A young woman, later identified by police as 24-year-old De-Kieu Duy, walked into Broadcast House, at the center of Salt Lake City's Triad Center, and demanded to get into the KSL newsroom.

"She came right over straight to me and said, ‘I want to go into the newsroom,'" Colleen Mirci, a former KSL receptionist, recalled. "And she reached down in her jacket and pulled out a gun and pointed it at me."

Wightman saw that and started yelling at the shooter. That's when she pointed the gun at him and fired.

"She grazed me right here," he said. "I spun around and fell down. I still don't know why."

But Duy wasn't finished.

"She stood over me and shot me twice more," Wightman said.

Miraculously, he didn't suffer any major injuries; all the bullets somehow grazed him.

Marc Giauque, a KSL Newsradio reporter, remembers hearing someone yelling about a gunman in the lobby, and he instinctively grabbed his audio recorder to cover it.


She came right over straight to me and said, 'I want to go into the newsroom. And she reached down in her jacket and pulled out a gun and pointed it at me.'

–Colleen Mirci, a former KSL receptionist


"I got to about here in the hallway," he said, "and I heard ‘pop, pop, pop, pop, pop, pop,' and I realized this was not the place to be."

Police soon arrived and helped evacuate everyone from the building. Unfortunately, a woman named Anne Sleater, an AT&T employee stationed in the building, was shot and later died from her injuries. She had recently returned to work from maternity leave.

"My heart still goes out to Anne Sleater's family, and her friends and her co-workers," Giauque said.

After Duy was arrested and people were allowed back inside the building, KSL TV chief editor Bob Brown found several bullet holes in the wall.

"She couldn't get through the door," he said, "so she shot through the door several times."

One bullet went through a videotape, which Brown still has.
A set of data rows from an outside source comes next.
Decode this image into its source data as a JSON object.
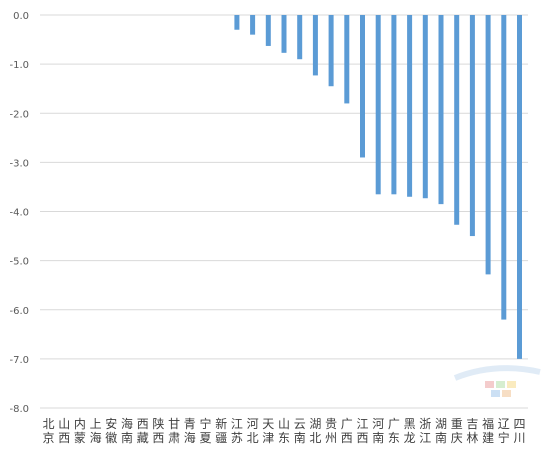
{
  "chart_data": {
    "type": "bar",
    "title": "",
    "xlabel": "",
    "ylabel": "",
    "ylim": [
      -8.0,
      0.0
    ],
    "yticks": [
      "0.0",
      "-1.0",
      "-2.0",
      "-3.0",
      "-4.0",
      "-5.0",
      "-6.0",
      "-7.0",
      "-8.0"
    ],
    "ytick_values": [
      0,
      -1,
      -2,
      -3,
      -4,
      -5,
      -6,
      -7,
      -8
    ],
    "grid": true,
    "bar_color": "#5b9bd5",
    "categories": [
      "北京",
      "山西",
      "内蒙",
      "上海",
      "安徽",
      "海南",
      "西藏",
      "陕西",
      "甘肃",
      "青海",
      "宁夏",
      "新疆",
      "江苏",
      "河北",
      "天津",
      "山东",
      "云南",
      "湖北",
      "贵州",
      "广西",
      "江西",
      "河南",
      "广东",
      "黑龙",
      "浙江",
      "湖南",
      "重庆",
      "吉林",
      "福建",
      "辽宁",
      "四川"
    ],
    "values": [
      0,
      0,
      0,
      0,
      0,
      0,
      0,
      0,
      0,
      0,
      0,
      0,
      -0.3,
      -0.4,
      -0.63,
      -0.77,
      -0.9,
      -1.23,
      -1.45,
      -1.8,
      -2.9,
      -3.65,
      -3.65,
      -3.7,
      -3.73,
      -3.85,
      -4.27,
      -4.5,
      -5.28,
      -6.2,
      -7.0
    ]
  }
}
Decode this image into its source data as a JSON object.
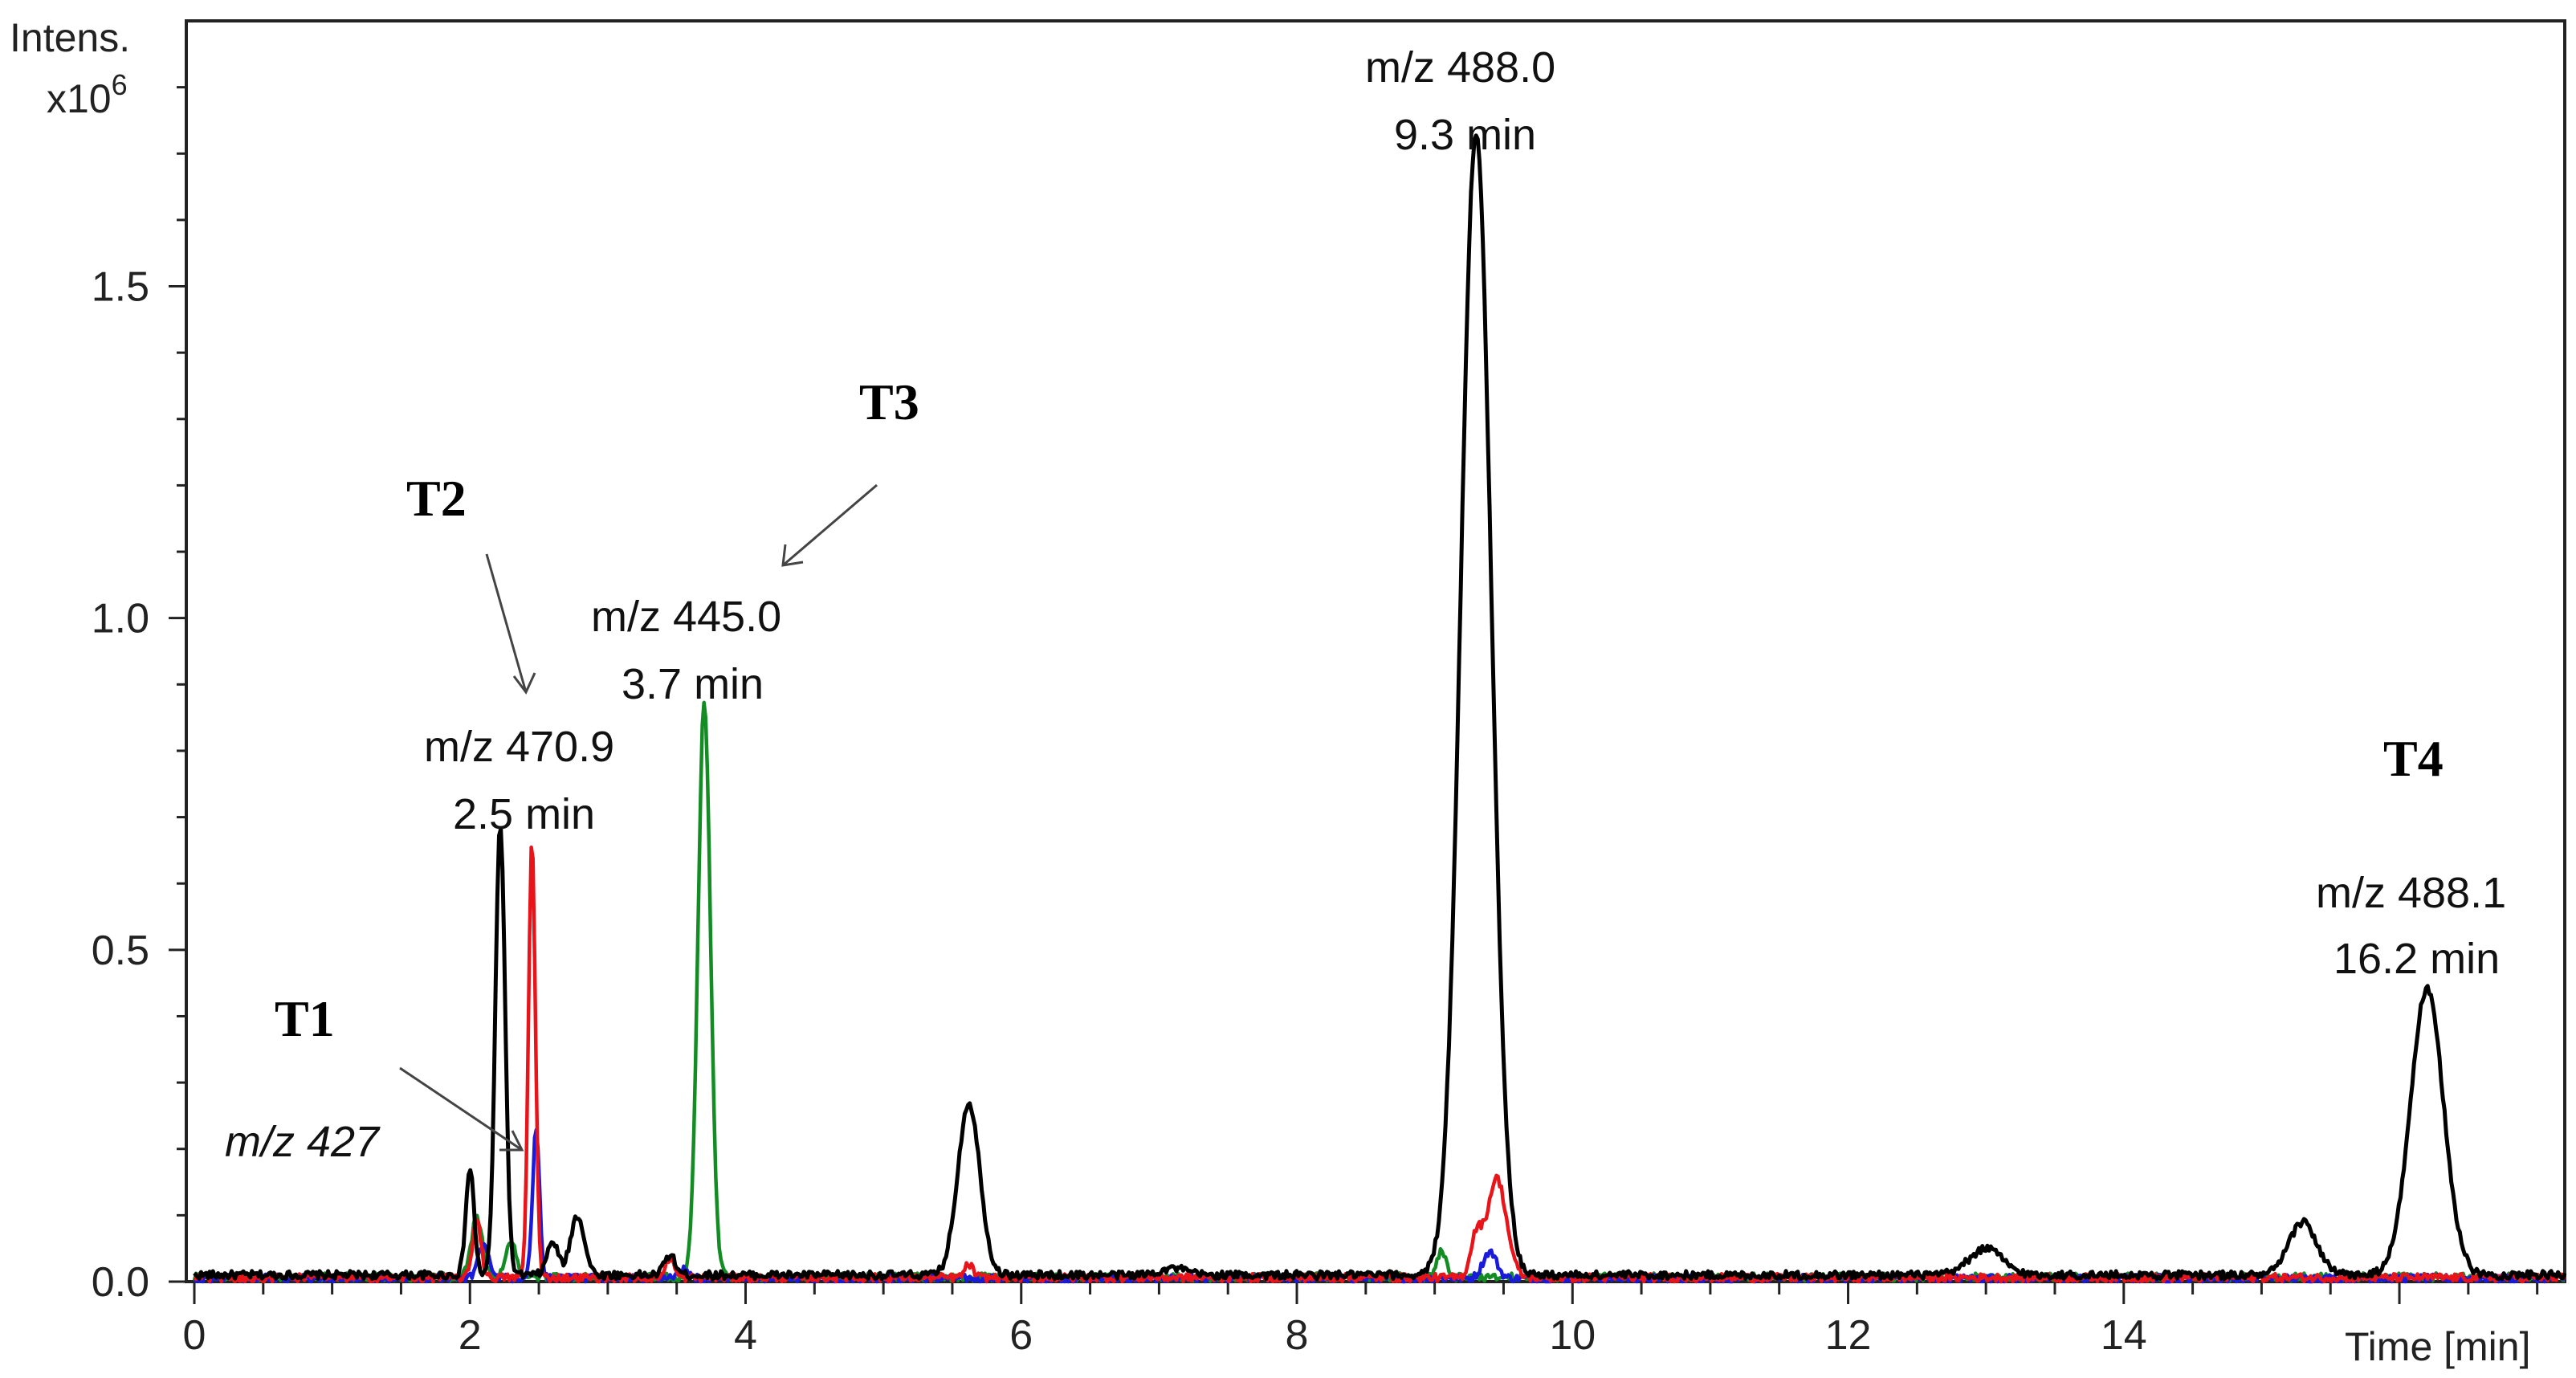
{
  "chart_data": {
    "type": "line",
    "ylabel": "Intens.",
    "ylabel_scale": "x10",
    "ylabel_exponent": "6",
    "xlabel": "Time [min]",
    "xlim": [
      0,
      17.2
    ],
    "ylim": [
      0,
      1.9
    ],
    "x_ticks": [
      "0",
      "2",
      "4",
      "6",
      "8",
      "10",
      "12",
      "14"
    ],
    "x_tick_values": [
      0,
      2,
      4,
      6,
      8,
      10,
      12,
      14
    ],
    "y_ticks": [
      "0.0",
      "0.5",
      "1.0",
      "1.5"
    ],
    "y_tick_values": [
      0,
      0.5,
      1.0,
      1.5
    ],
    "colors": {
      "black": "#000000",
      "red": "#e8141a",
      "blue": "#1a1adc",
      "green": "#128c23"
    },
    "series": [
      {
        "color": "#000000",
        "baseline": 0.01,
        "peaks": [
          [
            2.0,
            0.16,
            0.03
          ],
          [
            2.22,
            0.68,
            0.035
          ],
          [
            2.6,
            0.05,
            0.04
          ],
          [
            2.78,
            0.09,
            0.05
          ],
          [
            3.45,
            0.03,
            0.04
          ],
          [
            5.62,
            0.26,
            0.08
          ],
          [
            7.1,
            0.01,
            0.1
          ],
          [
            9.3,
            1.72,
            0.11
          ],
          [
            13.0,
            0.04,
            0.12
          ],
          [
            15.3,
            0.08,
            0.1
          ],
          [
            16.2,
            0.43,
            0.12
          ]
        ]
      },
      {
        "color": "#e8141a",
        "baseline": 0.006,
        "peaks": [
          [
            2.05,
            0.09,
            0.03
          ],
          [
            2.45,
            0.66,
            0.025
          ],
          [
            3.45,
            0.03,
            0.03
          ],
          [
            5.62,
            0.02,
            0.03
          ],
          [
            9.45,
            0.15,
            0.07
          ],
          [
            9.3,
            0.06,
            0.04
          ]
        ]
      },
      {
        "color": "#1a1adc",
        "baseline": 0.005,
        "peaks": [
          [
            2.1,
            0.05,
            0.04
          ],
          [
            2.48,
            0.23,
            0.025
          ],
          [
            3.55,
            0.015,
            0.03
          ],
          [
            9.4,
            0.04,
            0.05
          ]
        ]
      },
      {
        "color": "#128c23",
        "baseline": 0.007,
        "peaks": [
          [
            2.05,
            0.09,
            0.04
          ],
          [
            2.3,
            0.05,
            0.04
          ],
          [
            3.7,
            0.87,
            0.045
          ],
          [
            9.05,
            0.04,
            0.03
          ]
        ]
      }
    ],
    "annotations": [
      {
        "tag": "T1",
        "label": "m/z 427",
        "x": 2.4,
        "y": 0.22
      },
      {
        "tag": "T2",
        "label_line1": "m/z 470.9",
        "label_line2": "2.5 min",
        "x": 2.45,
        "y": 0.9
      },
      {
        "tag": "T3",
        "label_line1": "m/z 445.0",
        "label_line2": "3.7 min",
        "x": 3.7,
        "y": 1.12
      },
      {
        "label_line1": "m/z 488.0",
        "label_line2": "9.3 min",
        "x": 9.3
      },
      {
        "tag": "T4",
        "label_line1": "m/z 488.1",
        "label_line2": "16.2 min",
        "x": 16.2
      }
    ]
  },
  "labels": {
    "t1_tag": "T1",
    "t1_mz": "m/z 427",
    "t2_tag": "T2",
    "t2_mz": "m/z 470.9",
    "t2_time": "2.5 min",
    "t3_tag": "T3",
    "t3_mz": "m/z 445.0",
    "t3_time": "3.7 min",
    "p9_mz": "m/z 488.0",
    "p9_time": "9.3 min",
    "t4_tag": "T4",
    "t4_mz": "m/z 488.1",
    "t4_time": "16.2 min"
  }
}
He said he keeps it as a reminder of what happened on that awful day.

"It's one of those things where I can remember it like it happened yesterday," he said.

To this day, Duy has not faced charges for the shootings, or for the death of Anne Sleater. She is still in a mental health-type facility and has not been found competent to stand trial.

As for KSL, the shooting brought about a lot of security changes at Broadcast House. A wall with bullet-proof glass was built in front of the receptionist desk, and getting into the newsroom now requires passage through three security doors.